騎士なんていなかった
通常授業と休憩時間にやって来るたくさんの友達からの送別の言葉を受けながら、
放課後まで時間が流れる。
シャルロットは下駄箱で靴を履き替え、友達を連れて校外に向かう。
校門のすぐそばには黒塗りの車が留まっていて、あれに乗ったら
そのまま嫁ぎ先に直行することになっている。
つまり、シャルロットが学生でいられる距離は
下駄箱から校門までの百メートルにも満たない道だけであった。
(ああ、終わってしまう。私の大切な時間が)
まるで段差のない十三階段のようだとシャルロットは思った。
「待てよ」
その道を一人の男子生徒が横から割り込んできた。
「転校するつもりみたいだな。
だがよ、てめえが学校を出る前にどうしても言いてえことがあるんだよ。
聞いてくれるよな?」
立ちふさがる男は当然ユーシャであり、おそらくこれこそ彼の本性だろうと
確信できる乱暴な言葉遣いを聞いた。
「いいわよ」
枯れ木も山の賑わいとも言う。シャルロットは彼を受け入れた。
ユーシャは深呼吸して息を整える。そして、大きく息を吸って言った。
「ざまぁ見やがれ! このメス豚ぁっ!」
学校中に響き渡る罵倒。ユーシャは悪意に満ちた笑顔を浮かべて続ける。
「俺に逆らうからこんな目にあったんだよ。犬みたいにおとなしく尻尾振ってりゃ
助けてやったのに残念だったなぁ、オイ! 人間様に従わない犬はいない。
てめえは豚だ。どこぞのキモ豚(憶測)に嫁ぐなんて、お前らしい人生だよな!」
罵倒。侮蔑。嘲笑。裏の顔を見てしまった生徒たちは絶句したが、
シャルロットはむしろ嬉しくて笑った。
「そうね」
なんてひどい最後なんだろう。
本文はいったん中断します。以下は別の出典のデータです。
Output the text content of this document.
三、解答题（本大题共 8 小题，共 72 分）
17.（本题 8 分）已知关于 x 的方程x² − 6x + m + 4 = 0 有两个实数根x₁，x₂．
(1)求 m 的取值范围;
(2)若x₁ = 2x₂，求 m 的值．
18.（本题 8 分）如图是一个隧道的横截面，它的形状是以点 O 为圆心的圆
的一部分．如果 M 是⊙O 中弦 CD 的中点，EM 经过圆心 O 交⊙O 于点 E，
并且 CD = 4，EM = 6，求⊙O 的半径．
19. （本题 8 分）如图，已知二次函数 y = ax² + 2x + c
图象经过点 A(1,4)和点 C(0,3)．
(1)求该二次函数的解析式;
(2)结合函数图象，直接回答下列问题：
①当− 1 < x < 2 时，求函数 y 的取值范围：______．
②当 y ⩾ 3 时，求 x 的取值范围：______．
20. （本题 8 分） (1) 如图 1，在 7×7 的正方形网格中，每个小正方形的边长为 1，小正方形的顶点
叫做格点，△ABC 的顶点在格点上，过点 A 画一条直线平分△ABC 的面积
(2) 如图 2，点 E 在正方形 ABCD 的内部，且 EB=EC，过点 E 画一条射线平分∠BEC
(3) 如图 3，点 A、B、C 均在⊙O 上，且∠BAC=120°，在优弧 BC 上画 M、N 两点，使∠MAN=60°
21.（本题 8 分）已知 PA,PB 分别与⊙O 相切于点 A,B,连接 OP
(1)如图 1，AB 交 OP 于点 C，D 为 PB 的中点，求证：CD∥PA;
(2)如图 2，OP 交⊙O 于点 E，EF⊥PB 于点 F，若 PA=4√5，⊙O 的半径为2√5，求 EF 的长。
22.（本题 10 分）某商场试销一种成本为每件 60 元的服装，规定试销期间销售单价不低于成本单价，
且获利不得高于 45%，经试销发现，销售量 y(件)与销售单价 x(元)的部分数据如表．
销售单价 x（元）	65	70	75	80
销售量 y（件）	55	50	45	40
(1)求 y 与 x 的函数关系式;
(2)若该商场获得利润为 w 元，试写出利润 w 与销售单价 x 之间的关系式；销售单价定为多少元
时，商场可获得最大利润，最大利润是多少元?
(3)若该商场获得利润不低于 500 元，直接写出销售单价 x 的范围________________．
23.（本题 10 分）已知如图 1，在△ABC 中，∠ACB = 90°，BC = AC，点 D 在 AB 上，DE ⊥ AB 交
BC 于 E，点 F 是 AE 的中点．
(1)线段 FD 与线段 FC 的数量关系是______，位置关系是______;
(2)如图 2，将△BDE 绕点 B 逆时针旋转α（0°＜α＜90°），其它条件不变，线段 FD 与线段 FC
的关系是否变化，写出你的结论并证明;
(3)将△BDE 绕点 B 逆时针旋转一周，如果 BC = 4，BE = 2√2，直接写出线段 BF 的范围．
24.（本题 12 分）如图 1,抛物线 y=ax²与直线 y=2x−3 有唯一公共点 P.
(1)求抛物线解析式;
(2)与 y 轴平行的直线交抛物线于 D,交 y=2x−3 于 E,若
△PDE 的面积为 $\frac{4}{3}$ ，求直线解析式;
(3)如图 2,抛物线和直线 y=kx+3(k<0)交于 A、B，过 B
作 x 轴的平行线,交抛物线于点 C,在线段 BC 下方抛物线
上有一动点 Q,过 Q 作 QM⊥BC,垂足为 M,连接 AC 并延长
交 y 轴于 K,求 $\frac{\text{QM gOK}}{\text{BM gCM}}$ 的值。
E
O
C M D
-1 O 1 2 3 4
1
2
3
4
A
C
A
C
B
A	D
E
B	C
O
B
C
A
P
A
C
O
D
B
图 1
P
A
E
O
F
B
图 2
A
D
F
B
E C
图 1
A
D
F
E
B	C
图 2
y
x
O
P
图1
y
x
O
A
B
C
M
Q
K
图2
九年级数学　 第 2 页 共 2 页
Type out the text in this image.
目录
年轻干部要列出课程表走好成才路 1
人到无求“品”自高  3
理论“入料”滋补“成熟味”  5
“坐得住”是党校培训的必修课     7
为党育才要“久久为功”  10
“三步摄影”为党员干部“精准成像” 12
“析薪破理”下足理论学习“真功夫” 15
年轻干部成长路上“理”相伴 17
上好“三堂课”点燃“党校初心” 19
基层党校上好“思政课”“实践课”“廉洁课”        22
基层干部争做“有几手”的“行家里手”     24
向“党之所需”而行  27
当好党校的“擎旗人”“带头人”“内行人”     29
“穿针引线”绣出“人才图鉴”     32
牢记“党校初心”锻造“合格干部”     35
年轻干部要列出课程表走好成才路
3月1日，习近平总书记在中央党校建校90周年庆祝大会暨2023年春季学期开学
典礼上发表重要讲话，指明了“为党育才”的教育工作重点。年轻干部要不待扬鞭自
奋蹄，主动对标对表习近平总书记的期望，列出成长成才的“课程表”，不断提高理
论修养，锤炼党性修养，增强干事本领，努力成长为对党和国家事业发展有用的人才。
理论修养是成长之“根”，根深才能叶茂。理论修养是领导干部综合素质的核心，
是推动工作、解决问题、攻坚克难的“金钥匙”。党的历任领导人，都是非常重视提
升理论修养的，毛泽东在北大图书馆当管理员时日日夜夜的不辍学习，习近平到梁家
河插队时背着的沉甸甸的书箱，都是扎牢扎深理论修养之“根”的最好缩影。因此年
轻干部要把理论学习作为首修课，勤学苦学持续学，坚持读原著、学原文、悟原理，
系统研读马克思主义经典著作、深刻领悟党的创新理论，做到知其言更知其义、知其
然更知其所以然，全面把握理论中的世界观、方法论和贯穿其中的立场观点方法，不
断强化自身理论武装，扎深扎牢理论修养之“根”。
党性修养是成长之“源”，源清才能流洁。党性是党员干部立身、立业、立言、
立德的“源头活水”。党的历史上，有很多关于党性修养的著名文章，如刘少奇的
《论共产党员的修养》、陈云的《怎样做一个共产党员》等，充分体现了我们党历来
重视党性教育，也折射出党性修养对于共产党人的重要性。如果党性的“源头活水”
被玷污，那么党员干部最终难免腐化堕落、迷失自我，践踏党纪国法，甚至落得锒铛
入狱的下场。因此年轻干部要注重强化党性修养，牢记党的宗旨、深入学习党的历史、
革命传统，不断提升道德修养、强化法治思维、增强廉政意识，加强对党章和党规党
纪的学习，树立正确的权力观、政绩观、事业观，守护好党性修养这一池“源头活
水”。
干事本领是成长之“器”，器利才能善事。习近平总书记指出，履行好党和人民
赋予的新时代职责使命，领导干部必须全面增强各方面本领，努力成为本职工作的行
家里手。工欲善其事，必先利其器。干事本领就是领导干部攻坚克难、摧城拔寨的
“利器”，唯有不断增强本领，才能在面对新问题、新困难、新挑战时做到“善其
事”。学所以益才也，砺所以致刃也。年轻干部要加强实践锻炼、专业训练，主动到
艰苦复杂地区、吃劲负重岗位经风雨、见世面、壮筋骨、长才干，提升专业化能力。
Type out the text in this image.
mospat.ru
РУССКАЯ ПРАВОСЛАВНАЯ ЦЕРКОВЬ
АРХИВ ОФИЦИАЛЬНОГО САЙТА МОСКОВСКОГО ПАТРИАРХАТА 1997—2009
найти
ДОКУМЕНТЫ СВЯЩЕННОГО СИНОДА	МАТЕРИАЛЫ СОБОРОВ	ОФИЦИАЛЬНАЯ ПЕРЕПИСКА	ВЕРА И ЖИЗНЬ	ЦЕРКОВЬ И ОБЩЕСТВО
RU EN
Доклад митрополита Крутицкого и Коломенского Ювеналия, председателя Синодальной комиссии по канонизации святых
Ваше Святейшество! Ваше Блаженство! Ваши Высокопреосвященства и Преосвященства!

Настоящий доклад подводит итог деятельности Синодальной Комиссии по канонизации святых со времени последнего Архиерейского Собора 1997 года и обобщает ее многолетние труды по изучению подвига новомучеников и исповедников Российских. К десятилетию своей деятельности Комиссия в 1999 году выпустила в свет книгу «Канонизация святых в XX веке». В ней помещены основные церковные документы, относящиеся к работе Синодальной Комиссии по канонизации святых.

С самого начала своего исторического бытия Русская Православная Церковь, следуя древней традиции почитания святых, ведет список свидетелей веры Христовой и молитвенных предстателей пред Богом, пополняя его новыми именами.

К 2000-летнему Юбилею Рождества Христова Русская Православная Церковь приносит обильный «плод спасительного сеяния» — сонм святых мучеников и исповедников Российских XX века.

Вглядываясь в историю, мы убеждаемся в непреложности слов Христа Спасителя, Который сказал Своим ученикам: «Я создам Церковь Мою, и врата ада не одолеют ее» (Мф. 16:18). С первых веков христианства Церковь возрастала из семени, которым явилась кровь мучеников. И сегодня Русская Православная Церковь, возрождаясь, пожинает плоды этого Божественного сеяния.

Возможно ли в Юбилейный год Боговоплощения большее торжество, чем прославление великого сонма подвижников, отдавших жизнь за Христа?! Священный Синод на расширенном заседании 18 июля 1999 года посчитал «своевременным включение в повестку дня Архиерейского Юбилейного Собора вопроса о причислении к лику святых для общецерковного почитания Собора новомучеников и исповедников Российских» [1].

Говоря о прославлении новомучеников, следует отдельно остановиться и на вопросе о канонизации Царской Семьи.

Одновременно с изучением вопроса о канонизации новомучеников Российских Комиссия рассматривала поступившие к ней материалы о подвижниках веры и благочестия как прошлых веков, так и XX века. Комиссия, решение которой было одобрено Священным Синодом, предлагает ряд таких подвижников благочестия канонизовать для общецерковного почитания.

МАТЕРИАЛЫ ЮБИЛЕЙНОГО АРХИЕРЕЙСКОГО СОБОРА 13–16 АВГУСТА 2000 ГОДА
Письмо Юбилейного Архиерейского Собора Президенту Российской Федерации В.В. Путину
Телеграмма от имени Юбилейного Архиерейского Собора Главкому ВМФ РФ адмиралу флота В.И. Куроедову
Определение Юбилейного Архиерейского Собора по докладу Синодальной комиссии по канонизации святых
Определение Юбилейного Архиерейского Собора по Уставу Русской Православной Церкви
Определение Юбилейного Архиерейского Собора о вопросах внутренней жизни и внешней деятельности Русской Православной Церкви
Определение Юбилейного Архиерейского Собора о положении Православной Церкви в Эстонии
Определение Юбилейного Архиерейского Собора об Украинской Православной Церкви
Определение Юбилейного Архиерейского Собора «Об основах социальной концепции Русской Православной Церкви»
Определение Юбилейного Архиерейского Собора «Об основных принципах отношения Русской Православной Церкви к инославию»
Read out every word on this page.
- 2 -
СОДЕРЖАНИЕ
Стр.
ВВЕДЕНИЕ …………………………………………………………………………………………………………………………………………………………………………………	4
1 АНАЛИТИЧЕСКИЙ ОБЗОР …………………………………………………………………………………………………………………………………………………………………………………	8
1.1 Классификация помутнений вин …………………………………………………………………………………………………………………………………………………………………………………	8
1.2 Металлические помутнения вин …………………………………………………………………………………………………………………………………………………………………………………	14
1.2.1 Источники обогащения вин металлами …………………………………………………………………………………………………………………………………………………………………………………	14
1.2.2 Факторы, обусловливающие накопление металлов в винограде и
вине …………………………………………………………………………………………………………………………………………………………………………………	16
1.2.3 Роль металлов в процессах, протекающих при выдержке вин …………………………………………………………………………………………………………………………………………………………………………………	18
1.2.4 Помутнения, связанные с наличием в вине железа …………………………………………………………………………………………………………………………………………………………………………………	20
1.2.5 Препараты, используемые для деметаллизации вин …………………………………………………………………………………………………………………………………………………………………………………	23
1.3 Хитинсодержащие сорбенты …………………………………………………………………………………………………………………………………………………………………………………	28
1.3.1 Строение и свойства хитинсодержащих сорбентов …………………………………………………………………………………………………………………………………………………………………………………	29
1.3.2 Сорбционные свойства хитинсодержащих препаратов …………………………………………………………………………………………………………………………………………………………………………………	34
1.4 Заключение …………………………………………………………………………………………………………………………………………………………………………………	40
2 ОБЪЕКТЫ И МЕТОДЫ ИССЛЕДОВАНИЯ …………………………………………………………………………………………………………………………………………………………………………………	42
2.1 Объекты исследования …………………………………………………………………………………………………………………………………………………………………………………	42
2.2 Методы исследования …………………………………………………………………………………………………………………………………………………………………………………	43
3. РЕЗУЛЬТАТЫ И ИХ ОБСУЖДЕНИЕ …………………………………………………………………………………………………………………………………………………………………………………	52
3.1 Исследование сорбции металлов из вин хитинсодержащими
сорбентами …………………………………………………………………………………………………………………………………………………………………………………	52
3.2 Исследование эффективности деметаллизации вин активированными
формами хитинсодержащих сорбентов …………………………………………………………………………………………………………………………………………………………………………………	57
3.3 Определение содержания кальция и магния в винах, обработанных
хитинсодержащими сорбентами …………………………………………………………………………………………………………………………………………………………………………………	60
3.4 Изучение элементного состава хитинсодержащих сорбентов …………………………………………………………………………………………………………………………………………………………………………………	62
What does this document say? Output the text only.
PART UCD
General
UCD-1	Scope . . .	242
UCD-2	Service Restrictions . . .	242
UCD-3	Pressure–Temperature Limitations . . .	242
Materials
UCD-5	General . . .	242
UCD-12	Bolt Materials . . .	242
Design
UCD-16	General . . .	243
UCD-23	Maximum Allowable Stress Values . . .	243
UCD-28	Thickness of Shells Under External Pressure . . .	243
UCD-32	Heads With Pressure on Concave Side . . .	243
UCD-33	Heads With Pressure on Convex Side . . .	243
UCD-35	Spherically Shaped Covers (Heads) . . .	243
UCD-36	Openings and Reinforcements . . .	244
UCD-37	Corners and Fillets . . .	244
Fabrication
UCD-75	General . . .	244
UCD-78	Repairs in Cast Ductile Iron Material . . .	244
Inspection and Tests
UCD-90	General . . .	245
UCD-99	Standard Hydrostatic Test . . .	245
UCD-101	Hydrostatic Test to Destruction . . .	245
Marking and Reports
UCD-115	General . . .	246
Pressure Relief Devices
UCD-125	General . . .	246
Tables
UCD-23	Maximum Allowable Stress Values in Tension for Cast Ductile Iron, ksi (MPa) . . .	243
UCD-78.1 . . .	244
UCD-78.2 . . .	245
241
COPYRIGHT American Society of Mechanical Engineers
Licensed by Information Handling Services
さんざん馬鹿にされ、殴り倒したいけれど
力の差がありすぎて敵わない。
絵本の騎士なんていない。この惨めな気持ちこそが現実なのだ。
だからこそ良い。この男から離れられる、
それだけでもう退学させられることに価値があるのだ。
「まだ何か言いたいことがあるのかしら。無いなら行くわ。
さようなら」
シャルロットは茫然と立ち尽くす友達を置いて歩く。
頭を低くしよう。学校最後の思い出を惨めに演出してみせよう。
それが私の唯一残された手段だ。
ドンッ。ゴムボールを落としたような、そんな音が聞こえた。
「え?」
目の前には鳩尾にねじ込んだ腕があり、激痛が後から襲う。
「かはっ」
完全に油断していた。まさか全く空気を読まず、しかもこれだけの大勢の目の前で
暴行を加えてくるとは想像だにしなかった。
被害者になぜ殴ったかを考える余裕は許されない。
隣に立つ加害者が使い古した人形を扱うように
乱暴な所作でシャルロットの首元を掴んで締め上げる。
窒息するシャルロットはユーシャの腕を振り【ほどけなかった】
「!?」
シャルロットは違和感を覚えた。振りほどけなかった理由が
ユーシャが強いからであると分かってはいるが、
その強さが自分の知っているものとはまるで違っていた。
三次元にいる人間は四次元からの干渉に対応できない。そんな類の異質さだ。
「てめえ。まさか今のセリフだけで俺の気が済んだと思ってんのか?」
締め上げる右手に力を込めて、悪漢は楽しげに言う。
「てめえみたいなキャラの末路を教えてやるよ。
てめえは、正義の真逆にいるような奴らに犯され、奪われ、生き恥曝されるんだ」
ユーシャはパッと首から手を放し、力なく落ちるシャルロットのきれいな髪を鷲掴みにして、
顔の前まで持ってくる。
「今からてめえをそれに近い目に合わせてやる。
テメエの持ってるもの全部ぶっ壊して泣かせてやる」
シャルロットの目に写るものは悪漢などではなかった。
悪魔だ。人を絶望させることを何よりも好む地獄の住人。
復讐のように確固たる強い意志を持った報復ではなく、
血を吸いに来た蚊の足を一本ずつむしり、虫眼鏡で集めた日光でじわじわと焼く、
そんな遊び心の混じった無邪気な報復。そこに潜む悪意を凝縮させたものがこの男の正体だった。
シャルロットは目の前の男にかつてないほどの恐怖を感じた。